Впрочем, на этом финансово озабоченная часть человечества не остановилась и изобрела нечто еще более заумное и опасное, известное под общим названием деривативы. Эти производные ценных бумаг, позволяющие перераспределять риски между сторонами самыми разнообразными способами, Уоррен Баффет назвал в прошлом году «оружием массового поражения» и «бомбой замедленного действия». Легендарный американский инвестор, занимающий после Билла Гейтса вторую строчку в списке самых богатых людей планеты, в свое время крайне подозрительно отнесся к акциям высокотехнологических компаний. Их неминуемый обвал он предсказал, когда ажиотаж вокруг них только начинался, и остался при своем мнении даже тогда, когда доходность по его ценным бумагам была ниже среднерыночной, педалированной бумом high-tech. Устояв перед соблазном тех заоблачных прибылей, Баффет избежал и миллиардных убытков, и сейчас игнорирует соблазн сделать легкие деньги на столь популярных нынче деривативах. «Единственное, что мы поняли, — это то, что не понимаем, насколько велик риск, который несет в себе этот институт», — заявил финансовый гуру. Крах хеджевого фонда Long Term Capital Management (LTCM), ошеломивший финансистов всего мира в 1998 году, является лишь слабым предупреждением о том, что может произойти в недалеком будущем. И тот факт, что сейчас именно повсеместное распространение кредитных деривативов большинство банкиров считают самым главным фактором риска, свидетельствует о многом.

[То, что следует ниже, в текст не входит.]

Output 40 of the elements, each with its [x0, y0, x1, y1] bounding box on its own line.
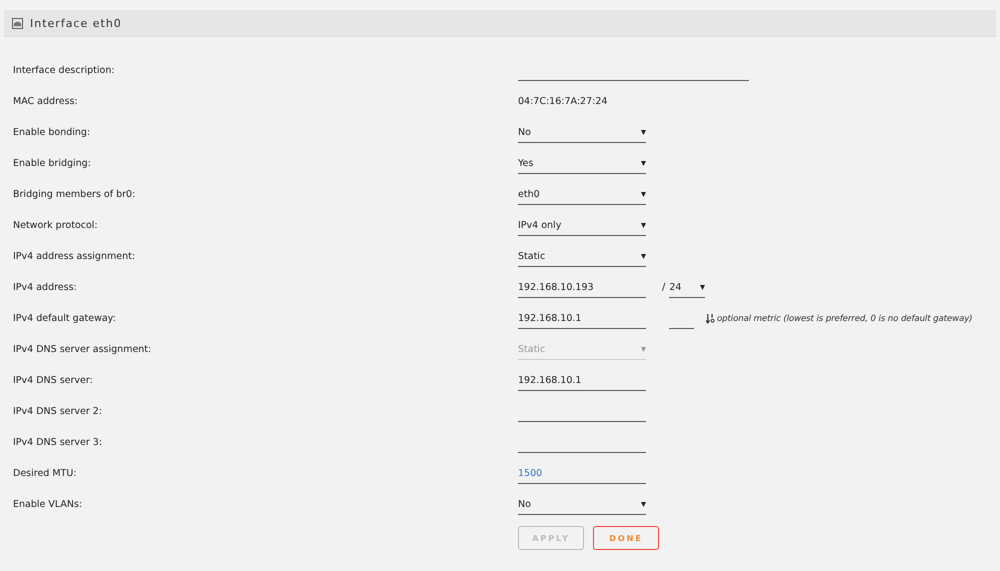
- field-label: Enable bonding:: [12, 127, 92, 138]
- caret-icon: [641, 222, 646, 228]
- field-label: Enable bridging:: [12, 158, 92, 169]
- field-label: IPv4 address:: [12, 282, 78, 293]
- image-icon: [12, 18, 23, 28]
- field-label: IPv4 address assignment:: [12, 251, 136, 262]
- dropdown[interactable]: No: [518, 494, 646, 514]
- input-field[interactable]: 192.168.10.193: [518, 277, 646, 298]
- field-label: MAC address:: [12, 96, 79, 107]
- dropdown[interactable]: Yes: [518, 154, 646, 174]
- caret-icon: [700, 284, 706, 290]
- dropdown[interactable]: eth0: [518, 184, 646, 204]
- field-label: IPv4 DNS server 3:: [12, 437, 104, 448]
- field-label: Enable VLANs:: [12, 499, 84, 510]
- panel-title: Interface eth0: [30, 16, 122, 30]
- separator: /: [662, 282, 666, 293]
- caret-icon: [641, 346, 646, 352]
- caret-icon: [641, 160, 646, 166]
- input-field[interactable]: 192.168.10.1: [518, 370, 646, 391]
- caret-icon: [641, 502, 646, 506]
- field-label: IPv4 DNS server assignment:: [12, 344, 152, 355]
- input-field[interactable]: 192.168.10.1: [518, 308, 646, 329]
- dropdown[interactable]: No: [518, 122, 646, 142]
- field-label: IPv4 default gateway:: [12, 313, 117, 324]
- field-label: Bridging members of br0:: [12, 189, 136, 200]
- dropdown[interactable]: Static: [518, 246, 646, 266]
- field-label: Desired MTU:: [12, 468, 78, 479]
- field-label: Network protocol:: [12, 220, 99, 231]
- input-field[interactable]: 1500: [518, 463, 646, 484]
- field-label: IPv4 DNS server:: [12, 375, 94, 386]
- dropdown[interactable]: IPv4 only: [518, 216, 646, 236]
- caret-icon: [641, 192, 646, 196]
- field-value: 04:7C:16:7A:27:24: [518, 96, 608, 107]
- dropdown[interactable]: 24: [669, 278, 706, 298]
- field-label: IPv4 DNS server 2:: [12, 406, 104, 417]
- caret-icon: [641, 130, 646, 134]
- sort-icon: [706, 313, 715, 324]
- hint-text: optional metric (lowest is preferred, 0 is no default gateway): [717, 314, 972, 324]
- caret-icon: [641, 254, 646, 258]
- field-label: Interface description:: [12, 65, 116, 76]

Впрочем, сейчас деривативами, объем рынка которых за последние три года утроился и достиг десятка триллионов долларов, пользуются не только банки. Фермеры и энергетические компании покупают погодные деривативы, которые обещают им получение дохода в том случае, если «показания градусника» не вписываются в заданные рамки. Профсоюзам предлагается покупать деривативы на безработицу, избавляя себя таким образом от необходимости борьбы с ней. А Роберт Шиллер, профессор экономики Йельского университета, считает крайне несправедливым, что человек может купить страховку на случай болезни, травмы или пожара, но пока еще не обеспечен никакими компенсационными механизмами на случай несчастной любви или неудачной карьеры. Как только найдутся финансовые институты, способные хеджировать подобные риски, развитие человечества пойдет еще более быстрыми темпами. И его не остановит никакой очередной финансовый кризис, пусть даже и небывалого масштаба.

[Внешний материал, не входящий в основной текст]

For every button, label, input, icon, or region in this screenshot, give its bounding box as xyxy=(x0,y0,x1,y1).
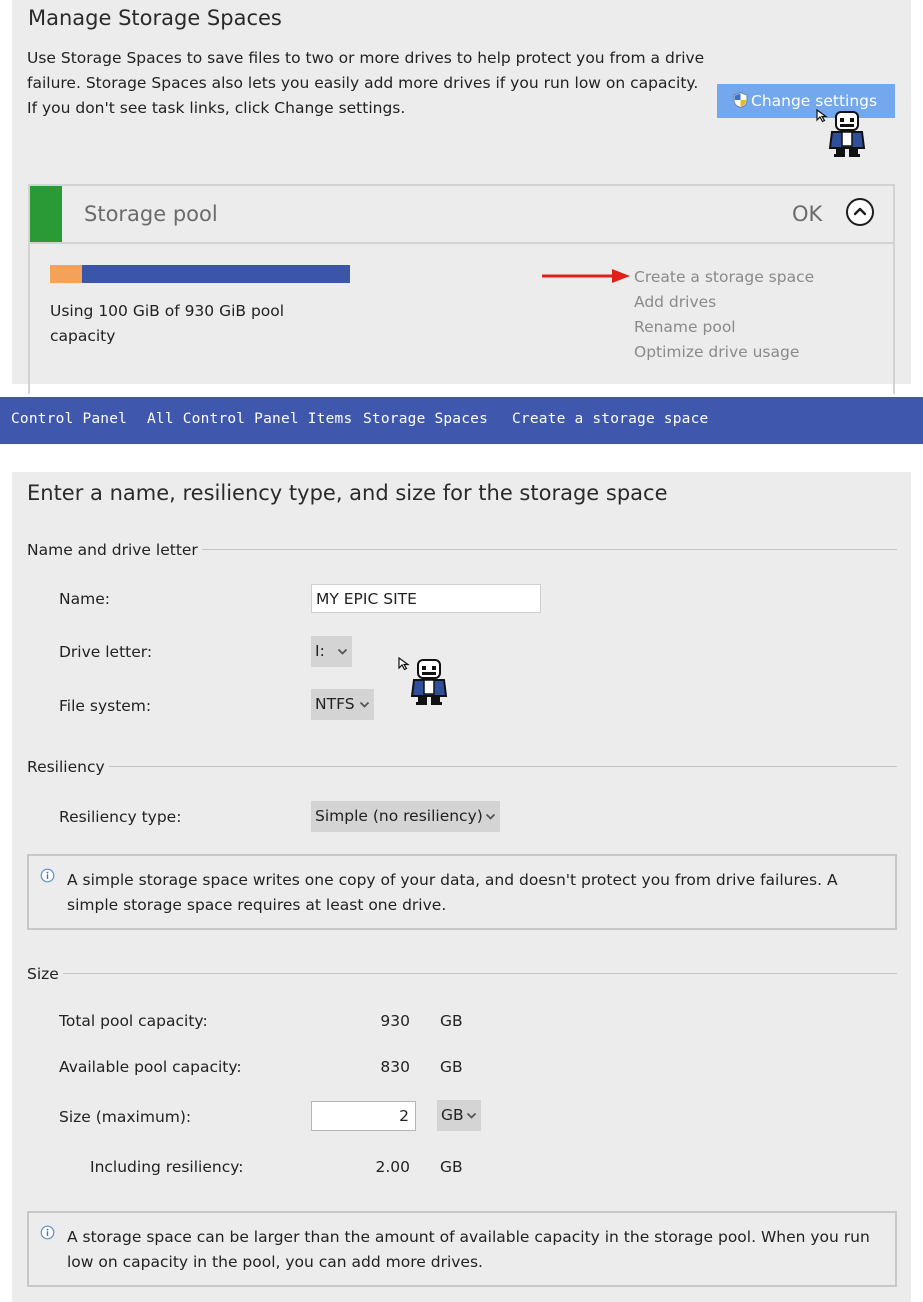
breadcrumb: Control Panel All Control Panel Items St… xyxy=(0,397,923,444)
available-pool-capacity-value: 830 xyxy=(380,1058,410,1076)
skeleton-character-sprite xyxy=(410,658,448,710)
storage-pool-status: OK xyxy=(792,202,823,226)
resiliency-type-select[interactable]: Simple (no resiliency) xyxy=(311,801,500,832)
section-divider xyxy=(202,549,897,550)
name-input[interactable] xyxy=(311,584,541,613)
size-input[interactable] xyxy=(311,1101,416,1131)
breadcrumb-storage-spaces[interactable]: Storage Spaces xyxy=(363,411,488,427)
optimize-drive-usage-link[interactable]: Optimize drive usage xyxy=(634,343,799,361)
resiliency-type-label: Resiliency type: xyxy=(59,808,182,826)
file-system-value: NTFS xyxy=(315,695,355,713)
total-pool-capacity-label: Total pool capacity: xyxy=(59,1012,208,1030)
form-title: Enter a name, resiliency type, and size … xyxy=(27,481,668,505)
pool-usage-used-segment xyxy=(50,265,83,283)
size-info-box: A storage space can be larger than the a… xyxy=(27,1211,897,1287)
rename-pool-link[interactable]: Rename pool xyxy=(634,318,736,336)
including-resiliency-label: Including resiliency: xyxy=(90,1158,244,1176)
drive-letter-label: Drive letter: xyxy=(59,643,153,661)
name-label: Name: xyxy=(59,590,110,608)
size-unit-value: GB xyxy=(441,1106,464,1124)
size-unit-select[interactable]: GB xyxy=(437,1100,481,1131)
chevron-up-icon xyxy=(853,207,867,216)
available-pool-capacity-unit: GB xyxy=(440,1058,463,1076)
manage-storage-spaces-panel: Manage Storage Spaces Use Storage Spaces… xyxy=(12,0,911,394)
breadcrumb-all-control-panel-items[interactable]: All Control Panel Items xyxy=(147,411,352,427)
arrow-right-icon xyxy=(542,268,632,288)
pool-usage-text: Using 100 GiB of 930 GiB pool capacity xyxy=(50,302,285,345)
collapse-pool-button[interactable] xyxy=(846,198,874,226)
drive-letter-value: I: xyxy=(315,642,325,660)
section-divider xyxy=(62,973,897,974)
skeleton-character-sprite xyxy=(828,110,866,162)
resiliency-info-box: A simple storage space writes one copy o… xyxy=(27,854,897,930)
including-resiliency-unit: GB xyxy=(440,1158,463,1176)
section-name-and-drive-letter: Name and drive letter xyxy=(27,541,202,559)
change-settings-button[interactable]: Change settings xyxy=(717,84,895,118)
storage-pool-box: Storage pool OK Using 100 GiB of 930 GiB… xyxy=(28,184,895,394)
section-size: Size xyxy=(27,965,63,983)
storage-pool-header: Storage pool OK xyxy=(30,186,893,244)
section-divider xyxy=(104,766,897,767)
add-drives-link[interactable]: Add drives xyxy=(634,293,716,311)
pool-status-color-bar xyxy=(30,186,62,242)
resiliency-type-value: Simple (no resiliency) xyxy=(315,807,483,825)
including-resiliency-value: 2.00 xyxy=(375,1158,410,1176)
breadcrumb-create-storage-space[interactable]: Create a storage space xyxy=(512,411,708,427)
size-maximum-label: Size (maximum): xyxy=(59,1108,192,1126)
page-title: Manage Storage Spaces xyxy=(28,6,282,30)
breadcrumb-control-panel[interactable]: Control Panel xyxy=(11,411,127,427)
chevron-down-icon xyxy=(359,701,370,708)
size-info-text: A storage space can be larger than the a… xyxy=(67,1228,870,1271)
create-storage-space-link[interactable]: Create a storage space xyxy=(634,268,814,286)
storage-pool-title: Storage pool xyxy=(84,202,218,226)
available-pool-capacity-label: Available pool capacity: xyxy=(59,1058,242,1076)
page-description: Use Storage Spaces to save files to two … xyxy=(27,49,705,117)
drive-letter-select[interactable]: I: xyxy=(311,636,352,667)
total-pool-capacity-value: 930 xyxy=(380,1012,410,1030)
shield-icon xyxy=(733,86,748,120)
create-storage-space-form: Enter a name, resiliency type, and size … xyxy=(12,472,911,1302)
info-icon xyxy=(40,868,55,883)
chevron-down-icon xyxy=(466,1112,477,1119)
change-settings-label: Change settings xyxy=(751,92,878,110)
chevron-down-icon xyxy=(485,813,496,820)
file-system-select[interactable]: NTFS xyxy=(311,689,374,720)
resiliency-info-text: A simple storage space writes one copy o… xyxy=(67,871,838,914)
info-icon xyxy=(40,1225,55,1240)
section-resiliency: Resiliency xyxy=(27,758,109,776)
pool-usage-bar xyxy=(50,265,350,283)
total-pool-capacity-unit: GB xyxy=(440,1012,463,1030)
chevron-down-icon xyxy=(337,648,348,655)
file-system-label: File system: xyxy=(59,697,152,715)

Впрочем, беспрецедентный рост рынка деривативов пугает не только тех, кто считает это очередным мыльным пузырем. Чрезвычайно сложные механизмы хеджирования позволяют не только избежать неминуемых убытков, но и превратить капитальную прибыль во временные убытки, что является источником дополнительной головной боли для налоговой полиции. Тем более что, по данным одного из опросов, около 90 процентов 500 крупнейших компаний по всему миру используют различные деривативы. И определить, действительно ли это делается с целью снижения потенциальных рисков, или же махинаций с финансовыми показателями, не могут подчас даже самые заинтересованные лица.